WHO Regional Director for Europe, Dr. Hans Henri P. Kluge said annually WHO estimates that millions of deaths are caused by the effects of air pollution, mainly from noncommunicable diseases. However, despite some improvements in air quality over the past three decades, millions of people continue to die prematurely, often affecting the most vulnerable and marginalized populations.
“Clean air should be a fundamental human right and a necessary condition for healthy and productive societies,” he said. “We know the magnitude of the problem and we know how to solve it. These updated guidelines give policy-makers solid evidence and the necessary tool to tackle this long-term health burden.”
In 2019, more than 90% of the global population lived in areas where concentrations exceeded the 2005 WHO air quality guideline for long-term exposure to PM2.5. Countries with strong policy-driven improvements in air quality have often seen a marked reduction in air pollution, whereas declines over the past 30 years were less noticeable in regions with already good air quality, according to WHO.
The rapid scenario analysis by WHO shows that almost 80% of deaths related to PM2.5 could be avoided in the world if the current air pollution levels were reduced to those proposed in the updated guideline.
At the same time, the achievement of interim targets would result in reducing the burden of disease, of which the greatest benefit would be observed in countries with high concentrations of fine particulates (PM2.5) and large populations, the organization pointed.
Calls for action
Greenpeace International Air Pollution Scientist based at the University of Exeter in the UK, Dr. Aidan Farrow, said the WHO has strengthened its guidelines incorporating new advances in research, but these targets for clean air are meaningless if they aren’t addressed with government action.
“What matters most is whether governments implement impactful policies to reduce pollutant emissions, such as ending investments in coal, oil and gas and prioritizing the transition to clean energy. The failure to meet the outgoing WHO guidelines must not be repeated,” said Dr. Farrow.
Greenpeace India’s analysis of PM 2.5 data aggregated by IQAir found that air quality failed to meet the 2021 guidelines in all of the world’s 100 biggest cities during 2020. (79 exceeding the 2005 AQG, 92 exceeding the 2021 AQG)
In Delhi, city-wide annual average PM2.5 air pollution levels exceeded the 2005 WHO guideline by nearly eightfold in 2020, the highest margin of all cities in the dataset. The city’s air quality surpassed the stricter 2021 guideline by nearly seventeen-fold.
In Jakarta and Beijing, city-wide averages of annual mean PM2.5 recorded in 2020 by IQAir were approximately four times the 2005 guideline level.

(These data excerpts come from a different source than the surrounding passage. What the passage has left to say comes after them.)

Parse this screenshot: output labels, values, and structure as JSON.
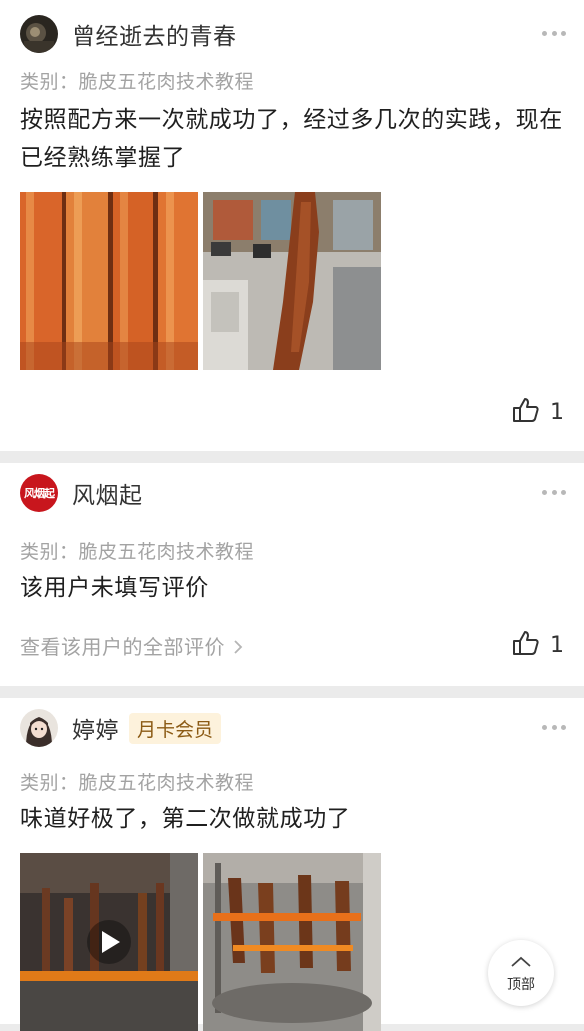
{
  "reviews": [
    {
      "username": "曾经逝去的青春",
      "category": "类别：脆皮五花肉技术教程",
      "text": "按照配方来一次就成功了，经过多几次的实践，现在已经熟练掌握了",
      "likes": "1",
      "images": [
        "crispy-pork-strips",
        "pork-hanging-street"
      ]
    },
    {
      "username": "风烟起",
      "avatar_text": "风烟起",
      "category": "类别：脆皮五花肉技术教程",
      "text": "该用户未填写评价",
      "view_all": "查看该用户的全部评价",
      "likes": "1"
    },
    {
      "username": "婷婷",
      "badge": "月卡会员",
      "category": "类别：脆皮五花肉技术教程",
      "text": "味道好极了，第二次做就成功了",
      "images": [
        "roasting-oven-video",
        "roasting-oven-pork"
      ]
    }
  ],
  "back_to_top": "顶部",
  "colors": {
    "muted": "#a3a3a3",
    "badge_bg": "#fdf2dc",
    "badge_fg": "#8b5a14",
    "avatar_red": "#c8161d"
  }
}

In Mexico City, Seoul and Bangkok, the averages of measured concentrations were double the 2005 WHO guideline level (Bangkok’s surpassed the 2021 guidelines by 4.2 fold).

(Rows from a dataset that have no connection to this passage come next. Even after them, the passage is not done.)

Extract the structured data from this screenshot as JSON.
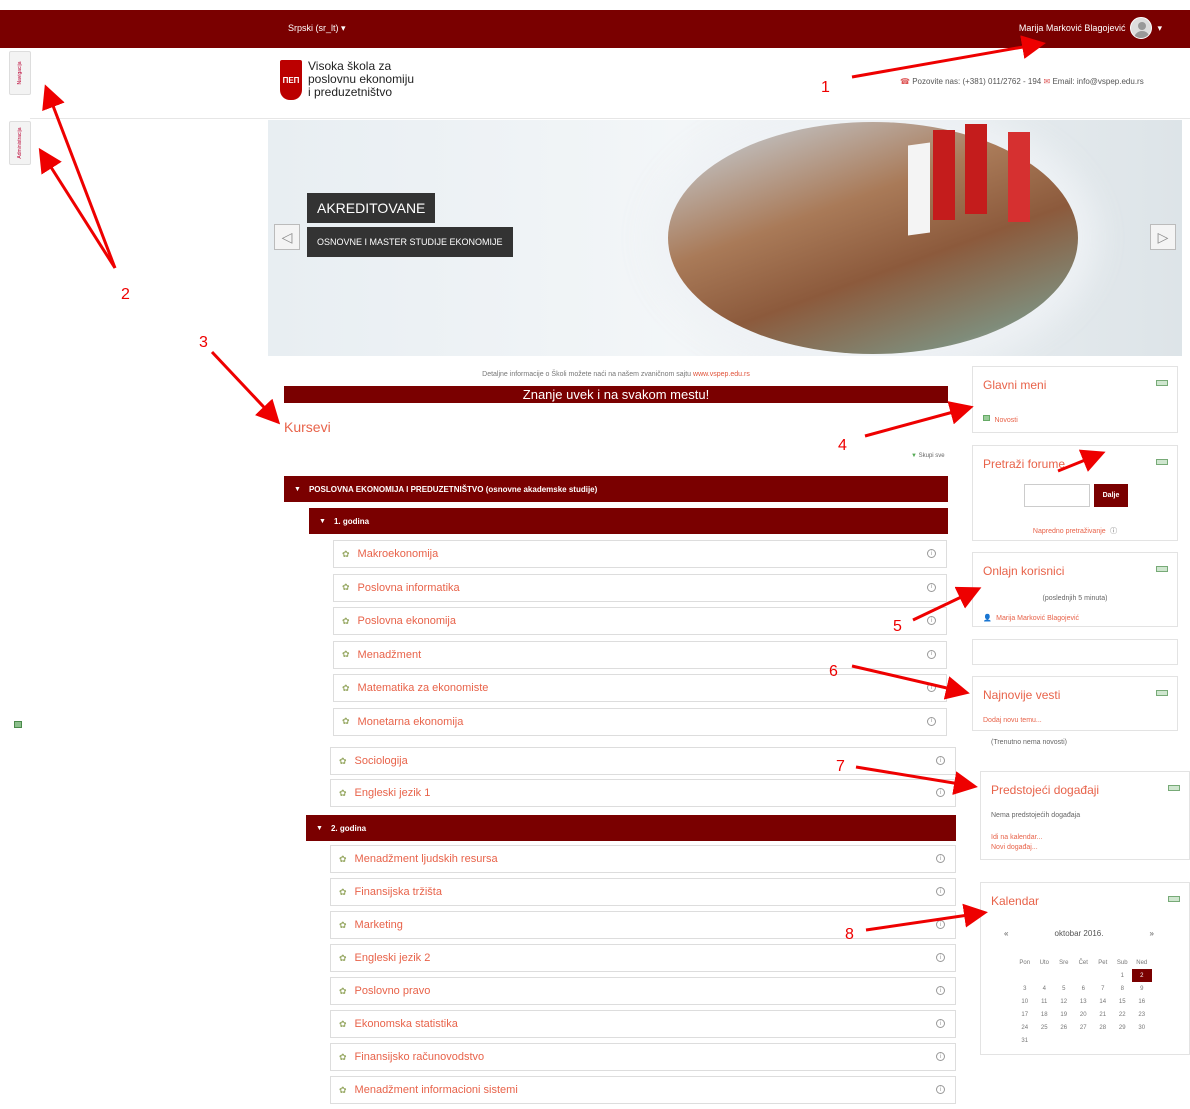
{
  "topbar": {
    "language": "Srpski (sr_lt) ▾",
    "user_name": "Marija Marković Blagojević",
    "user_caret": "▾"
  },
  "side_tabs": {
    "navigation": "Navigacija",
    "administration": "Administracija"
  },
  "header": {
    "logo_mark": "ПЕП",
    "logo_line1": "Visoka škola za",
    "logo_line2": "poslovnu ekonomiju",
    "logo_line3": "i preduzetništvo",
    "contact": "Pozovite nas: (+381) 011/2762 - 194",
    "email": "Email: info@vspep.edu.rs"
  },
  "banner": {
    "caption1": "AKREDITOVANE",
    "caption2": "OSNOVNE I MASTER STUDIJE EKONOMIJE",
    "prev": "◁",
    "next": "▷"
  },
  "main": {
    "info_text": "Detaljne informacije o Školi možete naći na našem zvaničnom sajtu",
    "info_link": "www.vspep.edu.rs",
    "slogan": "Znanje uvek i na svakom mestu!",
    "courses_title": "Kursevi",
    "collapse_all": "Skupi sve",
    "category": "POSLOVNA EKONOMIJA I PREDUZETNIŠTVO (osnovne akademske studije)",
    "year1": "1. godina",
    "year2": "2. godina",
    "year1_courses": [
      "Makroekonomija",
      "Poslovna informatika",
      "Poslovna ekonomija",
      "Menadžment",
      "Matematika za ekonomiste",
      "Monetarna ekonomija"
    ],
    "year1_courses_cont": [
      "Sociologija",
      "Engleski jezik 1"
    ],
    "year2_courses": [
      "Menadžment ljudskih resursa",
      "Finansijska tržišta",
      "Marketing",
      "Engleski jezik 2",
      "Poslovno pravo",
      "Ekonomska statistika",
      "Finansijsko računovodstvo",
      "Menadžment informacioni sistemi"
    ]
  },
  "blocks": {
    "main_menu": {
      "title": "Glavni meni",
      "item": "Novosti"
    },
    "search_forums": {
      "title": "Pretraži forume",
      "button": "Dalje",
      "advanced": "Napredno pretraživanje"
    },
    "online_users": {
      "title": "Onlajn korisnici",
      "period": "(poslednjih 5 minuta)",
      "user": "Marija Marković Blagojević"
    },
    "latest_news": {
      "title": "Najnovije vesti",
      "add": "Dodaj novu temu...",
      "none": "(Trenutno nema novosti)"
    },
    "upcoming": {
      "title": "Predstojeći događaji",
      "none": "Nema predstojećih događaja",
      "go_calendar": "Idi na kalendar...",
      "new_event": "Novi događaj..."
    },
    "calendar": {
      "title": "Kalendar",
      "prev": "«",
      "month": "oktobar 2016.",
      "next": "»",
      "weekdays": [
        "Pon",
        "Uto",
        "Sre",
        "Čet",
        "Pet",
        "Sub",
        "Ned"
      ],
      "weeks": [
        [
          "",
          "",
          "",
          "",
          "",
          "1",
          "2"
        ],
        [
          "3",
          "4",
          "5",
          "6",
          "7",
          "8",
          "9"
        ],
        [
          "10",
          "11",
          "12",
          "13",
          "14",
          "15",
          "16"
        ],
        [
          "17",
          "18",
          "19",
          "20",
          "21",
          "22",
          "23"
        ],
        [
          "24",
          "25",
          "26",
          "27",
          "28",
          "29",
          "30"
        ],
        [
          "31",
          "",
          "",
          "",
          "",
          "",
          ""
        ]
      ],
      "today": "2"
    }
  },
  "annotations": [
    "1",
    "2",
    "3",
    "4",
    "5",
    "6",
    "7",
    "8"
  ],
  "colors": {
    "brand": "#7a0000",
    "link": "#e8634a",
    "annotation": "#e00000"
  }
}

“It’s important to remember that there is no safe level of air pollution exposure. Long-term exposure to low-levels of air pollution can cause a gradual but serious deterioration of our health, resulting in diseases like lung cancer, stroke, diabetes, and, ultimately, in avoidable deaths. Air quality policies must prioritize health and strive for continuous air quality improvements in all places,” said Dr. Farrow.
Mr. Avinash Chanchal, an air pollution campaigner at Greenpeace India, said the world now has all the economically viable tools to solve the air pollution crisis. In most parts of the world, it is more cost-effective to develop renewable energy sources, such as wind and solar, than to keep burning coal, oil or gas, even before taking the economic burden of air pollution into account.
“At this point, addressing air pollution is a question of political will, not technology,” said Mr. Chanchal.